Modern operating systems generally use two different approaches to create a new process. The first and conceptually simplest is to call a CreateProcess function that accepts the path to the executable and some parameters to control what is inherited and other modifiers. This approach is used in the Windows operating systems, where the CreateProcess function accepts no less than 10 parameters.
Unix-like operating systems traditionally use another method: they simply create a perfect copy of the parent process except a return value and the child then replaces its entire address space with that of a executable. Somehow this is profoundly simple, though it feels unnecessary to create a copy just to replace it soon thereafter. This is done using the fork system call that accepts not even a single parameter, but returns the process id of the child process, or zero if you are the child.
Back when Unix was created, the overhead of creating a full copy of a process wasn’t very critical, as computers had little memory. That meant when the system ran a program, it often had to swap it in from disk first. In that case, creating a copy of a process was just as expensive as running a process in the first place. Modern Unix-like kernels instead use a technique called Copy-On-Write, which means that it delays creating a copy of memory until either the parent or child modifies the memory. Yet, even though the CreateProcess model may be more efficient today, the fork model remained in use for a few reasons.
The primary reason was that it was trivial to modify the child process: fork works by letting you run code in the child. If you let that code modify the current process, then you modified the child process. It also provided a convenient programming model in which processes could easily cooperate over shared file descriptors (such as pipes). Threads were added much later to Unix systems, and yet, the model of forked processes that cooperate remained in use because it provided a solid and decoupled framework. In contrast threads run in the same process, can directly access each other and are occasionally very hard to understand and debug.
If the kernel developers decide to add a new aspect to the process model in the system, then a process may wish to modify that aspect in its child process. CreateProcess would perhaps require yet another parameter and grow in complexity. In contrast, on a Unix-like system, you would only need to add a new system call to modify the aspect of the current process and then have the forked child call it before it loads the target executable. Note that the Unix program need only invoke the system call if it actually cares (otherwise it gets nice defaults), whereas you need to pass yet another NULL to CreateProcess.

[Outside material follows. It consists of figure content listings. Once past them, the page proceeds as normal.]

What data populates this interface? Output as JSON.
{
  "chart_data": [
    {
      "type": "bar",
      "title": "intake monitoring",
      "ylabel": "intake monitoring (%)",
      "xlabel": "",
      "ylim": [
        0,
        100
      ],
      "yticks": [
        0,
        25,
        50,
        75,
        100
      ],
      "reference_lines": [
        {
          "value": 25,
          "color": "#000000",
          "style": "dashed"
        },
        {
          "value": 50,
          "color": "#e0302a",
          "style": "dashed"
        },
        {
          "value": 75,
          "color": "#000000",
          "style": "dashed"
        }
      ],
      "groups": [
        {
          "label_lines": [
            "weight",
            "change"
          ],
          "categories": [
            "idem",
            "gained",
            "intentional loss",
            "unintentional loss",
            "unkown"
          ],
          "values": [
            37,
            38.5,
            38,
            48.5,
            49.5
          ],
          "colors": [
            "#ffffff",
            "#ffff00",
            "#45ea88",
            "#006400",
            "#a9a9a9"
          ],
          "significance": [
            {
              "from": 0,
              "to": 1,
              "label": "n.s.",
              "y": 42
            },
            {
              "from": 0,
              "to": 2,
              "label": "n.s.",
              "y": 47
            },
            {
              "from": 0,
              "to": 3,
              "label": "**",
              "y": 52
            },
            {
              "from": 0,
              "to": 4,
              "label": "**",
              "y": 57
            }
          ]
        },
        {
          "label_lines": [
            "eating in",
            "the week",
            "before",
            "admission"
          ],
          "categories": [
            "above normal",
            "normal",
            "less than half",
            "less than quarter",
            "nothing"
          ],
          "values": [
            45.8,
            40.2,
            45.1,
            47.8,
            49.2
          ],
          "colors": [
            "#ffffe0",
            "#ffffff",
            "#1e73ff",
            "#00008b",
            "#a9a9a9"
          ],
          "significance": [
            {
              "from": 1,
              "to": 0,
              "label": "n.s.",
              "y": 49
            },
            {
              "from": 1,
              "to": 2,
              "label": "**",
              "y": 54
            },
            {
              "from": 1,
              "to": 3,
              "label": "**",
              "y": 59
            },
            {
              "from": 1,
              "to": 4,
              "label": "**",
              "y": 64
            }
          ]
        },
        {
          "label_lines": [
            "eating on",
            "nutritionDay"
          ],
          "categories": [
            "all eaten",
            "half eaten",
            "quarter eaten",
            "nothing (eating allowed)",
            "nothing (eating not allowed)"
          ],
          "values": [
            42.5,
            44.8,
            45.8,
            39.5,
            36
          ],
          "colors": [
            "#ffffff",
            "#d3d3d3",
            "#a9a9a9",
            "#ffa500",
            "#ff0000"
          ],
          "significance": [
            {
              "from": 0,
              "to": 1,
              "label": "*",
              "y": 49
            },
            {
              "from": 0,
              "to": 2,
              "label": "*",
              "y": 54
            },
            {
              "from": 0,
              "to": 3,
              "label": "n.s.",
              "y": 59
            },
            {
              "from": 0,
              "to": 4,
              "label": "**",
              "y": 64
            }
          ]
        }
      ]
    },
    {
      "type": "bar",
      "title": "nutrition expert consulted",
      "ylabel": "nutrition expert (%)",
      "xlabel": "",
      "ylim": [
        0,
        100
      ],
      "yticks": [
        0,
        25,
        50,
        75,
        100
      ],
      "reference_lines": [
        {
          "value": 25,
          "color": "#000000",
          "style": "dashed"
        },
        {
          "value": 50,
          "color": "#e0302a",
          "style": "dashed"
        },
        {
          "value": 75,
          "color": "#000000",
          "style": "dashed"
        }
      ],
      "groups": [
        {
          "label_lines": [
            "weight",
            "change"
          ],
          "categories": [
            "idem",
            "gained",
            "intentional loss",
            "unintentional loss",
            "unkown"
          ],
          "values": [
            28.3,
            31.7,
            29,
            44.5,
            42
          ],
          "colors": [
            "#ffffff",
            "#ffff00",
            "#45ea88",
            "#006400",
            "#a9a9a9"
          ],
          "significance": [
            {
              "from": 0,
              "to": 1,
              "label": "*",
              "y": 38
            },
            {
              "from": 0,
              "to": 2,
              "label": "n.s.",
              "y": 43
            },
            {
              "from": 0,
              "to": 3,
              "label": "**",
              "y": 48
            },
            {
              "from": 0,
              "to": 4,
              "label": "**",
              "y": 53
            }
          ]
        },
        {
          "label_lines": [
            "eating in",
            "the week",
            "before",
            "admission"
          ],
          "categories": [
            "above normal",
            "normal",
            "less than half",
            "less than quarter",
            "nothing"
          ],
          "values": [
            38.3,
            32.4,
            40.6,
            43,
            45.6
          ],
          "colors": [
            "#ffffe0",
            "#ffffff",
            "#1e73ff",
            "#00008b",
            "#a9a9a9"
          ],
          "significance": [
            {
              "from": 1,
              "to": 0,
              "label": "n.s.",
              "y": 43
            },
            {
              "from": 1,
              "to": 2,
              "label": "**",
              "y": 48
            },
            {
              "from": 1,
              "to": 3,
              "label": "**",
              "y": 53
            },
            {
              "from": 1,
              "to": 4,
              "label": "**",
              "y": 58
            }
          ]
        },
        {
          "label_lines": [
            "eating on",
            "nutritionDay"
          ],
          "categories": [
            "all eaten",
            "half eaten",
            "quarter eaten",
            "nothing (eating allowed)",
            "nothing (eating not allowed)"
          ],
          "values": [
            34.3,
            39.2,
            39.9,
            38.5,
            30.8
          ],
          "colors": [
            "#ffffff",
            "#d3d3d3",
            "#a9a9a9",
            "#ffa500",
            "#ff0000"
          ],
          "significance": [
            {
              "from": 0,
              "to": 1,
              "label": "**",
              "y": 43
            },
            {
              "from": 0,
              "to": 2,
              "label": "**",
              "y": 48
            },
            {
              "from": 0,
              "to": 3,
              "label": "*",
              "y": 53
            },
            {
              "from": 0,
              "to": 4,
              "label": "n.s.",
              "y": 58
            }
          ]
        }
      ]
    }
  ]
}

However, as time passed, the developers of the Plan 9 operating system found that fork wasn’t fine-grained enough. The problem is that fork creates a complete copy of parent process, but sometimes, you may wish to share some aspects of a process with the child. Perhaps you wish to create a child process, but share the pointer to the current directory, share the address space, share the process id, share the set of file descriptors? To do this, they added the rfork system call that accepts a single parameter which is a bitmask of what aspects you wish to share, and which you wish to get a copy of. Indeed, if you decide to share everything except the stack, then you essentially create a new thread, not a process. Later on, rfork was adopted into the BSD systems, and inspired the clone system call on Linux which is used to both create process and threads.
I decided to go with the rfork model in Sortix, which is my homemade operating system. However, I had a distaste of the exact semantics of rfork. In particular, the call copied some parts of the process by default. For simplicity, I’d much prefer that sharing aspects is the default, and you need to set a bit to copy the aspect. I therefore renamed rfork to sfork and changed the semantics ever so slightly. Adding a wrapper for BSD rfork compatibility shouldn’t be hard. The nice thing is that you can use sfork both to create processes and threads, and hybrids in-between. The fork function is now implemented as sfork(SFFORK), where SFFORK is a constant that expands to the bits that provide traditional fork semantics. Should you wish to do a normal fork, except share the current directory pointer, you can simply call sfork(SFFORK & ~SFCWD).
Actually, for internal kernel reasons, I didn’t find sfork flexible enough. To solve that, I created the system call tfork (notice a pattern here?), which accepts both a bitmask and a structure that contains the registers of the child thread. This allows you to allocate a big memory chunk, and then tfork a thread that uses it as its stack by simply setting its stack register. You can even implement sfork using tfork by putting the current registers into the structure and calling tfork (and taking care not to call tfork again in the child).
In case you were wondering, I didn’t implement the Linux clone system call, as it bears resemblance to CreateProcess in being over-engineered.